Sanae rose gracefully and led Kazuichi down the hallway to the back of the house. On the way they passed the kitchen where Mizuko was wrestling a huge pot over a washbasin, scrubbing it energetically as she held it on its side. At the rough hewn table behind her, hunched over steaming bowls of rice porridge, sat Masamichi, the boy Kazuichi had seen earlier, his sister, the giggler Atsuko, Mizuko’s sister Tomoye, and the third of the late Sawano’s children, Yoshiko. Slurping their food with great gusto, they stopped in unison when the stranger in their midst declared, “Hoy, that looks tasty!”
Mizuko turned at the sound of Kazuichi’s declaration and eyed him suspiciously, then returned to her work without speaking.
Entering the toilet room, Kazuichi was immediately struck by the cleanliness and order of the space.

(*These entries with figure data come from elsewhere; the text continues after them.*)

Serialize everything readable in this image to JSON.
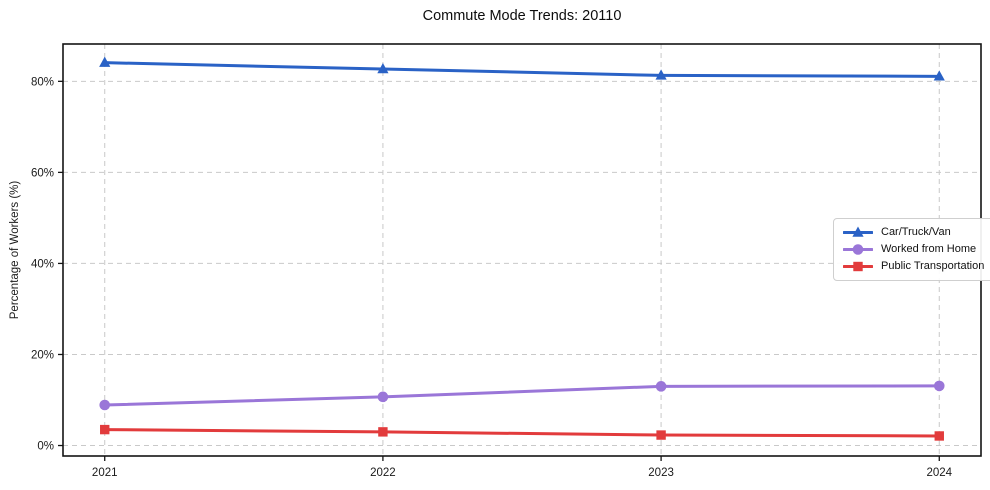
{
  "chart_data": {
    "type": "line",
    "title": "Commute Mode Trends: 20110",
    "xlabel": "",
    "ylabel": "Percentage of Workers (%)",
    "x": [
      2021,
      2022,
      2023,
      2024
    ],
    "x_tick_labels": [
      "2021",
      "2022",
      "2023",
      "2024"
    ],
    "series": [
      {
        "name": "Car/Truck/Van",
        "color": "#2a62c6",
        "marker": "triangle",
        "values": [
          84.1,
          82.7,
          81.3,
          81.1
        ]
      },
      {
        "name": "Worked from Home",
        "color": "#9a76d8",
        "marker": "circle",
        "values": [
          8.9,
          10.7,
          13.0,
          13.1
        ]
      },
      {
        "name": "Public Transportation",
        "color": "#e23b3c",
        "marker": "square",
        "values": [
          3.5,
          3.0,
          2.3,
          2.1
        ]
      }
    ],
    "yticks": [
      0,
      20,
      40,
      60,
      80
    ],
    "ytick_labels": [
      "0%",
      "20%",
      "40%",
      "60%",
      "80%"
    ],
    "ylim": [
      -2.3,
      88.2
    ],
    "xlim": [
      2020.85,
      2024.15
    ],
    "grid": {
      "show": true,
      "style": "dashed",
      "color": "#c9c9c9"
    },
    "legend": {
      "position": "center-right"
    }
  },
  "colors": {
    "spine": "#141414",
    "tick_label": "#1a1a1a",
    "background": "#ffffff"
  }
}
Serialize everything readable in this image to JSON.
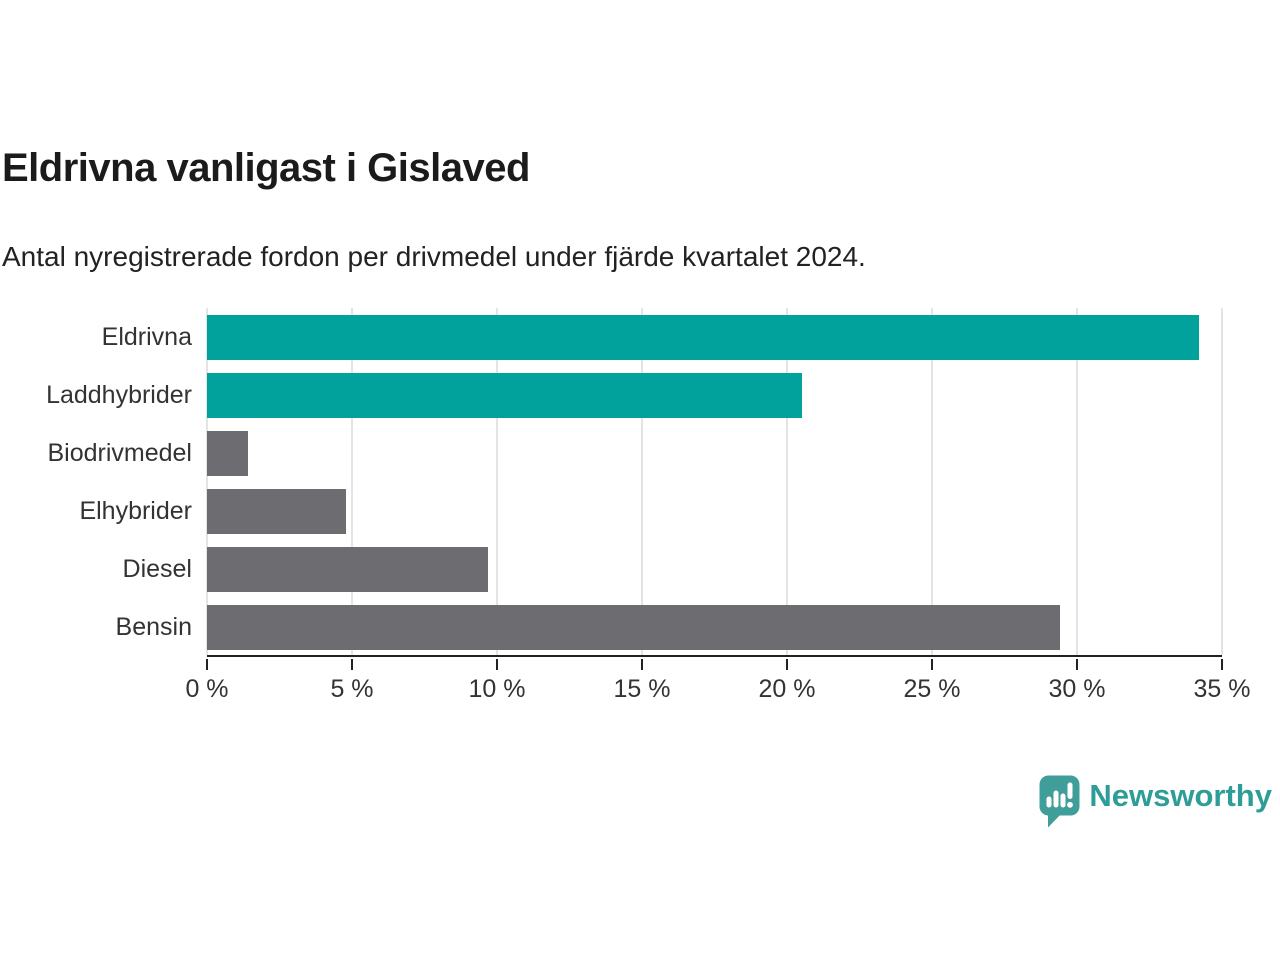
{
  "chart_data": {
    "type": "bar",
    "orientation": "horizontal",
    "title": "Eldrivna vanligast i Gislaved",
    "subtitle": "Antal nyregistrerade fordon per drivmedel under fjärde kvartalet 2024.",
    "categories": [
      "Eldrivna",
      "Laddhybrider",
      "Biodrivmedel",
      "Elhybrider",
      "Diesel",
      "Bensin"
    ],
    "values": [
      34.2,
      20.5,
      1.4,
      4.8,
      9.7,
      29.4
    ],
    "unit": "%",
    "bar_colors": [
      "#00a29b",
      "#00a29b",
      "#6c6c71",
      "#6c6c71",
      "#6c6c71",
      "#6c6c71"
    ],
    "xlim": [
      0,
      35
    ],
    "x_ticks": [
      0,
      5,
      10,
      15,
      20,
      25,
      30,
      35
    ],
    "x_tick_labels": [
      "0 %",
      "5 %",
      "10 %",
      "15 %",
      "20 %",
      "25 %",
      "30 %",
      "35 %"
    ],
    "grid": true,
    "legend": false
  },
  "colors": {
    "highlight": "#00a29b",
    "neutral": "#6c6c71",
    "grid": "#e4e4e4",
    "axis": "#222222",
    "label_text": "#333333",
    "brand": "#2f9d97"
  },
  "logo": {
    "text": "Newsworthy",
    "icon": "newsworthy-speech-bubble-chart-icon"
  }
}
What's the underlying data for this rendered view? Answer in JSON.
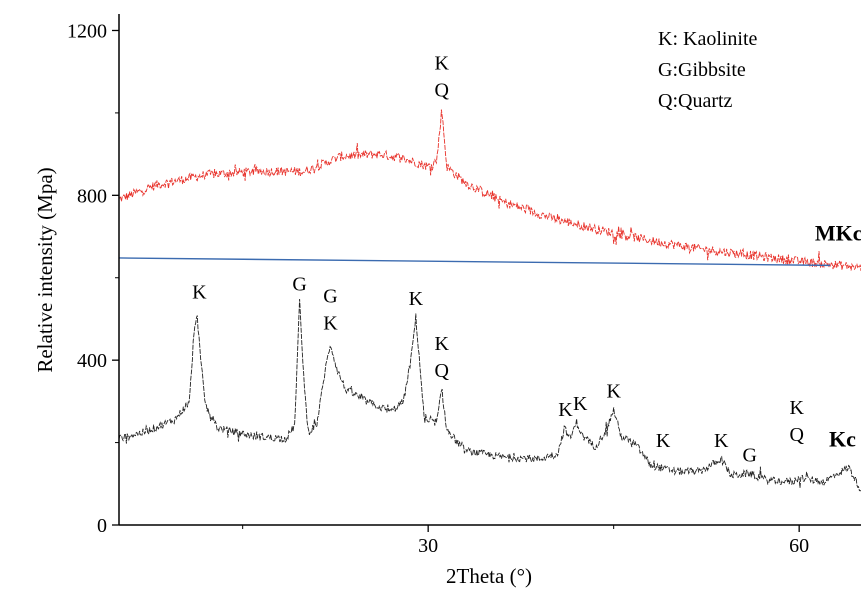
{
  "chart_data": {
    "type": "line",
    "xlabel": "2Theta (°)",
    "ylabel": "Relative intensity (Mpa)",
    "xlim": [
      5,
      65
    ],
    "ylim": [
      0,
      1240
    ],
    "xticks": [
      30,
      60
    ],
    "yticks": [
      0,
      400,
      800,
      1200
    ],
    "grid": false,
    "legend_text": [
      "K: Kaolinite",
      "G:Gibbsite",
      "Q:Quartz"
    ],
    "series": [
      {
        "name": "MKc",
        "color": "#e8312a",
        "noise": 11,
        "points": [
          [
            5,
            790
          ],
          [
            8,
            825
          ],
          [
            12,
            850
          ],
          [
            16,
            858
          ],
          [
            20,
            858
          ],
          [
            23,
            895
          ],
          [
            26,
            900
          ],
          [
            28,
            890
          ],
          [
            30,
            870
          ],
          [
            30.7,
            885
          ],
          [
            31.1,
            1010
          ],
          [
            31.5,
            870
          ],
          [
            33,
            830
          ],
          [
            36,
            785
          ],
          [
            40,
            745
          ],
          [
            44,
            715
          ],
          [
            48,
            690
          ],
          [
            52,
            670
          ],
          [
            56,
            655
          ],
          [
            60,
            640
          ],
          [
            64,
            628
          ],
          [
            65,
            625
          ]
        ]
      },
      {
        "name": "Kc",
        "color": "#222222",
        "noise": 9,
        "points": [
          [
            5,
            210
          ],
          [
            7,
            225
          ],
          [
            9.5,
            255
          ],
          [
            10.7,
            300
          ],
          [
            11,
            440
          ],
          [
            11.3,
            520
          ],
          [
            11.6,
            400
          ],
          [
            12,
            290
          ],
          [
            13,
            235
          ],
          [
            16,
            215
          ],
          [
            18.5,
            210
          ],
          [
            19.2,
            240
          ],
          [
            19.6,
            540
          ],
          [
            20,
            330
          ],
          [
            20.3,
            225
          ],
          [
            21,
            245
          ],
          [
            21.7,
            380
          ],
          [
            22.1,
            440
          ],
          [
            22.6,
            380
          ],
          [
            23.3,
            330
          ],
          [
            25,
            300
          ],
          [
            27,
            275
          ],
          [
            28,
            300
          ],
          [
            28.6,
            400
          ],
          [
            29,
            505
          ],
          [
            29.3,
            400
          ],
          [
            29.7,
            250
          ],
          [
            30.7,
            250
          ],
          [
            31.1,
            330
          ],
          [
            31.5,
            230
          ],
          [
            33,
            180
          ],
          [
            36,
            165
          ],
          [
            39,
            160
          ],
          [
            40.5,
            175
          ],
          [
            41,
            235
          ],
          [
            41.5,
            210
          ],
          [
            42,
            250
          ],
          [
            42.5,
            215
          ],
          [
            43.5,
            190
          ],
          [
            44.4,
            230
          ],
          [
            45,
            280
          ],
          [
            45.6,
            215
          ],
          [
            46.8,
            195
          ],
          [
            48,
            145
          ],
          [
            50,
            130
          ],
          [
            52,
            130
          ],
          [
            53.7,
            160
          ],
          [
            54.5,
            120
          ],
          [
            56,
            125
          ],
          [
            57.5,
            108
          ],
          [
            59.5,
            105
          ],
          [
            60,
            115
          ],
          [
            62,
            105
          ],
          [
            64,
            140
          ],
          [
            65,
            85
          ]
        ]
      }
    ],
    "peaks": [
      {
        "x": 31.1,
        "y": 1015,
        "lines": [
          "K",
          "Q"
        ]
      },
      {
        "x": 11.5,
        "y": 525,
        "lines": [
          "K"
        ]
      },
      {
        "x": 19.6,
        "y": 545,
        "lines": [
          "G"
        ]
      },
      {
        "x": 22.1,
        "y": 450,
        "lines": [
          "G",
          "K"
        ]
      },
      {
        "x": 29.0,
        "y": 510,
        "lines": [
          "K"
        ]
      },
      {
        "x": 31.1,
        "y": 335,
        "lines": [
          "K",
          "Q"
        ]
      },
      {
        "x": 41.1,
        "y": 240,
        "lines": [
          "K"
        ]
      },
      {
        "x": 42.3,
        "y": 255,
        "lines": [
          "K"
        ]
      },
      {
        "x": 45.0,
        "y": 285,
        "lines": [
          "K"
        ]
      },
      {
        "x": 49.0,
        "y": 165,
        "lines": [
          "K"
        ]
      },
      {
        "x": 53.7,
        "y": 165,
        "lines": [
          "K"
        ]
      },
      {
        "x": 56.0,
        "y": 130,
        "lines": [
          "G"
        ]
      },
      {
        "x": 59.8,
        "y": 180,
        "lines": [
          "K",
          "Q"
        ]
      }
    ],
    "series_labels": [
      {
        "text": "MKc",
        "x": 63.2,
        "y": 690
      },
      {
        "text": "Kc",
        "x": 63.5,
        "y": 190
      }
    ],
    "reference_line": {
      "color": "#3b6bb0",
      "from": [
        5,
        648
      ],
      "to": [
        62.5,
        630
      ]
    }
  }
}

Absent was the acrid odor of waste and grime common to such facilities. He thought of the young woman hard at work in the kitchen and smiled to himself. After relieving himself, Kazuichi followed Sanae back into the great room.
Before they resumed sitting, Kazuichi asked, “Takahashi-san, may I speak to you in private for a moment?”
Kichinosuke looked from Kazuichi to Sanae. “But of course. Sanae, will you please excuse us?”
Sanae nodded, picked up the tea service and quietly exited. The men took a moment to sit as before. Once they were settled, Kazuichi asked, “Can I be frank?” Alarmed by the request, given the purpose of the man’s visit, Kichinosuke could only stroke his spare beard, then nod nervously.